Other than increasing taxes on the wealthy, the only way to pay for the plan would be to cut deductions, which is why credit unions must pay attention, Bacino said. "Even with all the work that has been done to protect the tax exemption in the past, this threat could be greater than those because it might be done in a stealthy manner," he said. If the way that the healthcare repeal was written is any indication, deductions could be eliminated without any input from the affected groups. Both political parties seem to be willing to keep the details of major bills out of the public's eye and away from any outside influence, according to Bacino. "This could be hazardous for the tax exemption," he said.
The demise of the healthcare bill further complicates the tax reform issue because the White House was planning to use some of the savings in the healthcare bill to pay down some of the costs of the tax cuts. Without that savings, there is an even greater need for revenue, Bacino said.
In other news
* The NCUA will continue attempting to renegotiate legal fees that resulted from its efforts to make recoveries from large banks that sold faulty residential mortgage-backed securities to five corporate credit unions at the start of the financial crisis. Outside counsel has received, to date, more than $1.1 billion in legal fees. But so far the regulator has not been successful in amending the agreements.

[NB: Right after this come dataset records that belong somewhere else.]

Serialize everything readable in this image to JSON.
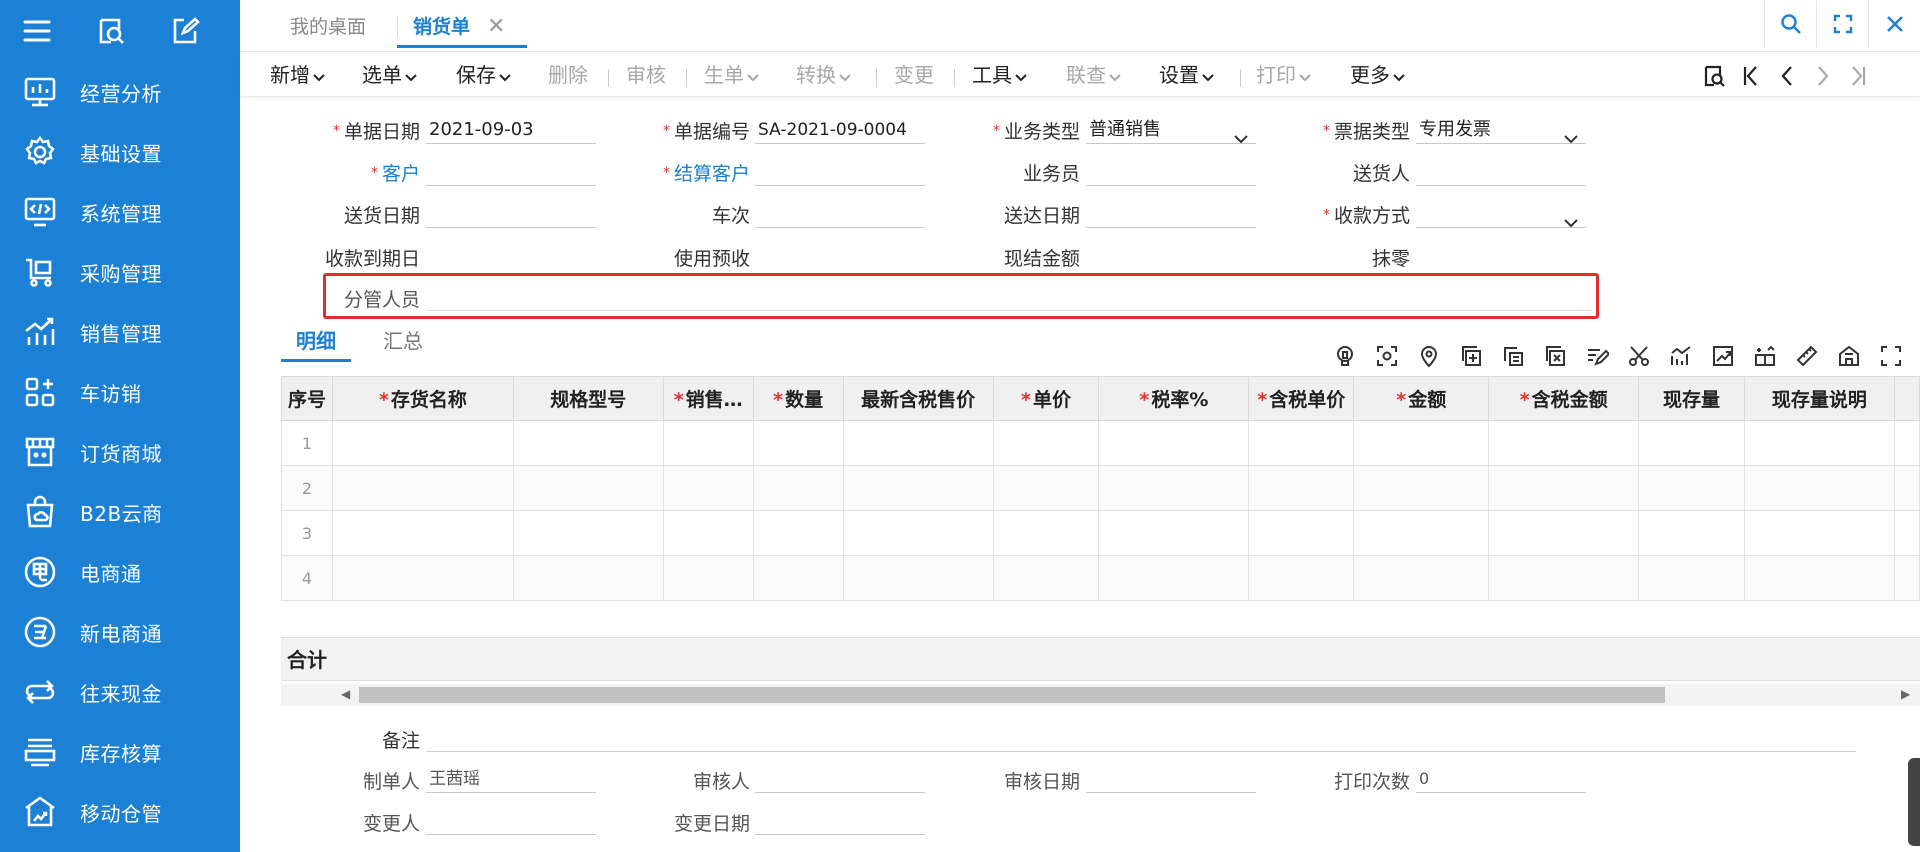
{
  "sidebar": {
    "top_icons": [
      "menu-icon",
      "magnify-report-icon",
      "edit-doc-icon"
    ],
    "items": [
      {
        "label": "经营分析",
        "icon": "analytics-icon"
      },
      {
        "label": "基础设置",
        "icon": "gear-icon"
      },
      {
        "label": "系统管理",
        "icon": "monitor-code-icon"
      },
      {
        "label": "采购管理",
        "icon": "cart-icon"
      },
      {
        "label": "销售管理",
        "icon": "sales-chart-icon"
      },
      {
        "label": "车访销",
        "icon": "grid-plus-icon"
      },
      {
        "label": "订货商城",
        "icon": "store-icon"
      },
      {
        "label": "B2B云商",
        "icon": "bag-cloud-icon"
      },
      {
        "label": "电商通",
        "icon": "electric-icon"
      },
      {
        "label": "新电商通",
        "icon": "new-ecommerce-icon"
      },
      {
        "label": "往来现金",
        "icon": "transfer-icon"
      },
      {
        "label": "库存核算",
        "icon": "printer-stack-icon"
      },
      {
        "label": "移动仓管",
        "icon": "warehouse-icon"
      }
    ]
  },
  "tabs": {
    "desk": "我的桌面",
    "active": "销货单",
    "close": "✕"
  },
  "toolbar": {
    "add": "新增",
    "select": "选单",
    "save": "保存",
    "delete": "删除",
    "audit": "审核",
    "generate": "生单",
    "convert": "转换",
    "change": "变更",
    "tools": "工具",
    "query": "联查",
    "settings": "设置",
    "print": "打印",
    "more": "更多"
  },
  "form": {
    "doc_date_label": "单据日期",
    "doc_date": "2021-09-03",
    "doc_no_label": "单据编号",
    "doc_no": "SA-2021-09-0004",
    "biz_type_label": "业务类型",
    "biz_type": "普通销售",
    "invoice_type_label": "票据类型",
    "invoice_type": "专用发票",
    "customer_label": "客户",
    "customer": "",
    "settle_customer_label": "结算客户",
    "settle_customer": "",
    "salesman_label": "业务员",
    "salesman": "",
    "deliverer_label": "送货人",
    "deliverer": "",
    "delivery_date_label": "送货日期",
    "delivery_date": "",
    "trip_label": "车次",
    "trip": "",
    "arrival_date_label": "送达日期",
    "arrival_date": "",
    "payment_method_label": "收款方式",
    "payment_method": "",
    "due_date_label": "收款到期日",
    "use_prepay_label": "使用预收",
    "cash_amount_label": "现结金额",
    "round_off_label": "抹零",
    "manager_label": "分管人员",
    "manager": ""
  },
  "detail_tabs": {
    "detail": "明细",
    "summary": "汇总"
  },
  "grid_icons": [
    "bulb-icon",
    "scan-icon",
    "location-icon",
    "copy-add-icon",
    "paste-icon",
    "export-icon",
    "edit-lines-icon",
    "scissors-icon",
    "line-chart-icon",
    "trend-icon",
    "split-icon",
    "ruler-icon",
    "home-icon",
    "expand-icon"
  ],
  "table": {
    "columns": [
      {
        "label": "序号",
        "req": false
      },
      {
        "label": "存货名称",
        "req": true
      },
      {
        "label": "规格型号",
        "req": false
      },
      {
        "label": "销售…",
        "req": true
      },
      {
        "label": "数量",
        "req": true
      },
      {
        "label": "最新含税售价",
        "req": false
      },
      {
        "label": "单价",
        "req": true
      },
      {
        "label": "税率%",
        "req": true
      },
      {
        "label": "含税单价",
        "req": true
      },
      {
        "label": "金额",
        "req": true
      },
      {
        "label": "含税金额",
        "req": true
      },
      {
        "label": "现存量",
        "req": false
      },
      {
        "label": "现存量说明",
        "req": false
      }
    ],
    "rows": [
      "1",
      "2",
      "3",
      "4"
    ]
  },
  "total_label": "合计",
  "footer": {
    "remark_label": "备注",
    "remark": "",
    "creator_label": "制单人",
    "creator": "王茜瑶",
    "auditor_label": "审核人",
    "auditor": "",
    "audit_date_label": "审核日期",
    "audit_date": "",
    "print_count_label": "打印次数",
    "print_count": "0",
    "changer_label": "变更人",
    "changer": "",
    "change_date_label": "变更日期",
    "change_date": ""
  },
  "colors": {
    "sidebar": "#1c80d4",
    "accent": "#1c80d4",
    "required": "#e0322f",
    "highlight_box": "#e0302a"
  }
}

* A similar but slightly more progressive strategic philosophy could emerge at Members 1st FCU if the credit union's board makes its acting CEO the permanent replacement. In early July, it named George Nahodil acting president and CEO after the death of its leader, Robert Marquette. Marquette was not a fan of growth by mergers, telling S&P Global during an interview in May, "why would we want to take on someone's problems?" But Nahodil said there are circumstances in which a merger can make sense for both parties. "I've seen it work, even in our market," he said.
* Citing the need to help consumers understand the differences between opting in and opting out of overdraft coverage, the Consumer Financial Protection Bureau released four prototypes for overdraft disclosures on Aug. 4. The "Know Before You Owe" disclosures detail the size of overdraft fees and describe when they can be charged. The disclosures also detail the optional nature of debit and automated teller machine overdraft coverage, since financial institutions are required, by default, to block any debit card purchase or ATM withdrawal that exceeds the amount of funds available.
* The NCUA issued a prohibition notice against former Pekin, Ill.-based Tazewell County School Employees CU President and CEO Charles Juska. He pleaded guilty to five counts of bank fraud, five counts of misapplication of credit union funds, and false entry in credit union records. Juska is currently serving a three-year prison term and was recently ordered to pay $596,000 in restitution.
* The NCUA on Aug. 9 will hold a webinar to discuss the agency's proposed plan to close the temporary corporate credit union stabilization fund. In July, the regulator announced preliminary plans to close the fund in October and return $600 million to $800 million back to credit unions in the first half of 2018. Larry Fazio, Director of Examination and Insurance and CFO Rendell Jones will take questions about the plan. The NCUA said the webinar is not intended to field stakeholders' comments on the proposal.